The immense success of Abercrombie & Fitch's stock price since October 2022 is underrated. Ask anyone and nearly 90% of people wouldn't even know what Abercrombie's stock is outperforming Tesla and Nvidia within a 1-year span. BusinessInsider wrote an article
explaining why the brand has been able to rebound and appeal to millennials once again.
In the article
, it notes that when millennials were young, Abercrombie stores "felt more like walking into a private club than a clothing store at the mall." It was the coolest brand for youngsters at the time. Since hot shirtless dudes were greeting people coming in to shop, the brand was able to attract more female customers. Then overtime, as millennials grew older, the brand's cool-kid, preppy style clothes appealed less to them. For two decades, the brand struggled. In 2017, the company got a new CEO named Fran Horowitz and the company underwent drastic changes. Stores were revamped to look more like a traditional clothing store and they sold new types of clothes that appealed better to Gen Z. The brand now appealed to people from teens to those in their 40s (aka Gen Z and Millennials).

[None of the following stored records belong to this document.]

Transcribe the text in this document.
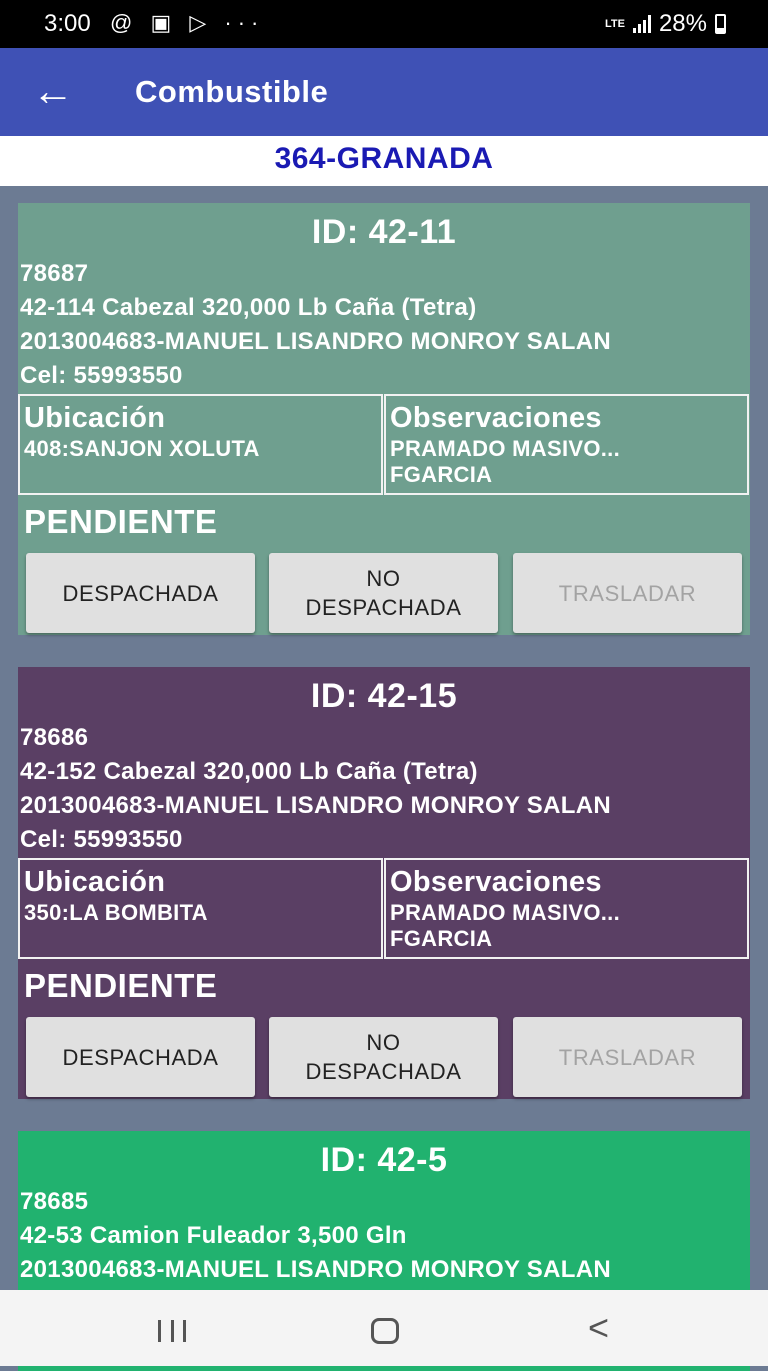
3:00 @ ▣ ▷ ···	LTE 28%
← Combustible
364-GRANADA
ID: 42-11
78687
42-114 Cabezal 320,000 Lb Caña (Tetra)
2013004683-MANUEL LISANDRO MONROY SALAN
Cel: 55993550
Ubicación
408:SANJON XOLUTA
Observaciones
PRAMADO MASIVO...
FGARCIA
PENDIENTE
DESPACHADA
NO
DESPACHADA
TRASLADAR
ID: 42-15
78686
42-152 Cabezal 320,000 Lb Caña (Tetra)
2013004683-MANUEL LISANDRO MONROY SALAN
Cel: 55993550
Ubicación
350:LA BOMBITA
Observaciones
PRAMADO MASIVO...
FGARCIA
PENDIENTE
DESPACHADA
NO
DESPACHADA
TRASLADAR
ID: 42-5
78685
42-53 Camion Fuleador 3,500 Gln
2013004683-MANUEL LISANDRO MONROY SALAN
<
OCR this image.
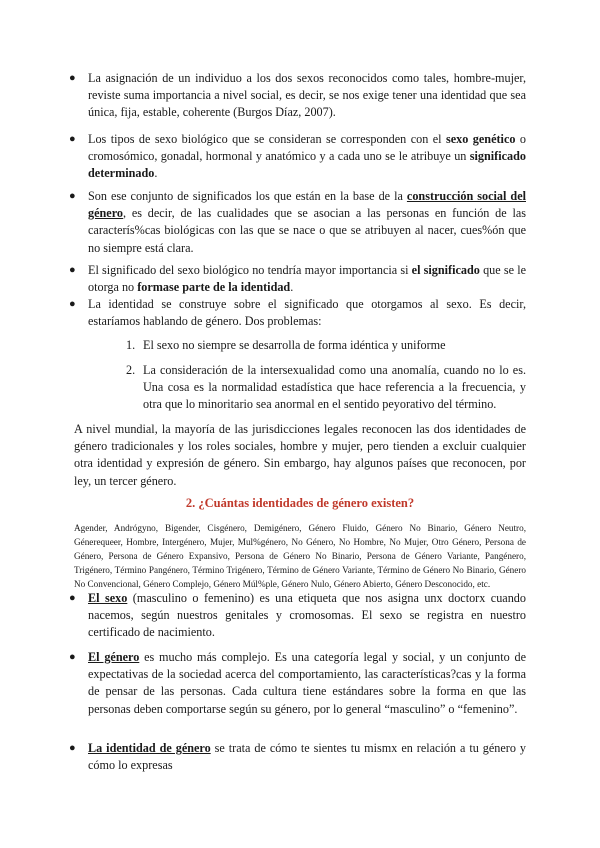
● La asignación de un individuo a los dos sexos reconocidos como tales, hombre-mujer, reviste suma importancia a nivel social, es decir, se nos exige tener una identidad que sea única, fija, estable, coherente (Burgos Díaz, 2007).
● Los tipos de sexo biológico que se consideran se corresponden con el sexo genético o cromosómico, gonadal, hormonal y anatómico y a cada uno se le atribuye un significado determinado.
● Son ese conjunto de significados los que están en la base de la construcción social del género, es decir, de las cualidades que se asocian a las personas en función de las caracterís%cas biológicas con las que se nace o que se atribuyen al nacer, cues%ón que no siempre está clara.
● El significado del sexo biológico no tendría mayor importancia si el significado que se le otorga no formase parte de la identidad.
● La identidad se construye sobre el significado que otorgamos al sexo. Es decir, estaríamos hablando de género. Dos problemas:
1. El sexo no siempre se desarrolla de forma idéntica y uniforme
2. La consideración de la intersexualidad como una anomalía, cuando no lo es. Una cosa es la normalidad estadística que hace referencia a la frecuencia, y otra que lo minoritario sea anormal en el sentido peyorativo del término.

A nivel mundial, la mayoría de las jurisdicciones legales reconocen las dos identidades de género tradicionales y los roles sociales, hombre y mujer, pero tienden a excluir cualquier otra identidad y expresión de género. Sin embargo, hay algunos países que reconocen, por ley, un tercer género.

2. ¿Cuántas identidades de género existen?

Agender, Andrógyno, Bigender, Cisgénero, Demigénero, Género Fluido, Género No Binario, Género Neutro, Génerequeer, Hombre, Intergénero, Mujer, Mul%género, No Género, No Hombre, No Mujer, Otro Género, Persona de Género, Persona de Género Expansivo, Persona de Género No Binario, Persona de Género Variante, Pangénero, Trigénero, Término Pangénero, Término Trigénero, Término de Género Variante, Término de Género No Binario, Género No Convencional, Género Complejo, Género Múl%ple, Género Nulo, Género Abierto, Género Desconocido, etc.

● El sexo (masculino o femenino) es una etiqueta que nos asigna unx doctorx cuando nacemos, según nuestros genitales y cromosomas. El sexo se registra en nuestro certificado de nacimiento.
● El género es mucho más complejo. Es una categoría legal y social, y un conjunto de expectativas de la sociedad acerca del comportamiento, las características?cas y la forma de pensar de las personas. Cada cultura tiene estándares sobre la forma en que las personas deben comportarse según su género, por lo general “masculino” o “femenino”.
● La identidad de género se trata de cómo te sientes tu mismx en relación a tu género y cómo lo expresas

When BusinessInsider journalists went into an Abercrombie store, here's what they found:
- clothes were more sophisticated
- stores started selling office wear
- they offered elegant pieces for special occasions
- they had athleisure products
Note that these observations were applied to the women's clothing section and are starting to be applied to the men's clothing section. This is was due to the company's turnaround efforts being focused on women first. It wouldn't surprise me if Abercrombie becomes one of the most successful retail businesses in the 2020s. When thinking about the company getting a new CEO and seeing the returns on their turnaround efforts appear in 2023, I'm reminded that turnarounds take longer than a year and that the real returns come much later. Anytime I see a new CEO enter a company, I will keep an open mind that their turnaround efforts will bear fruit in years, not months.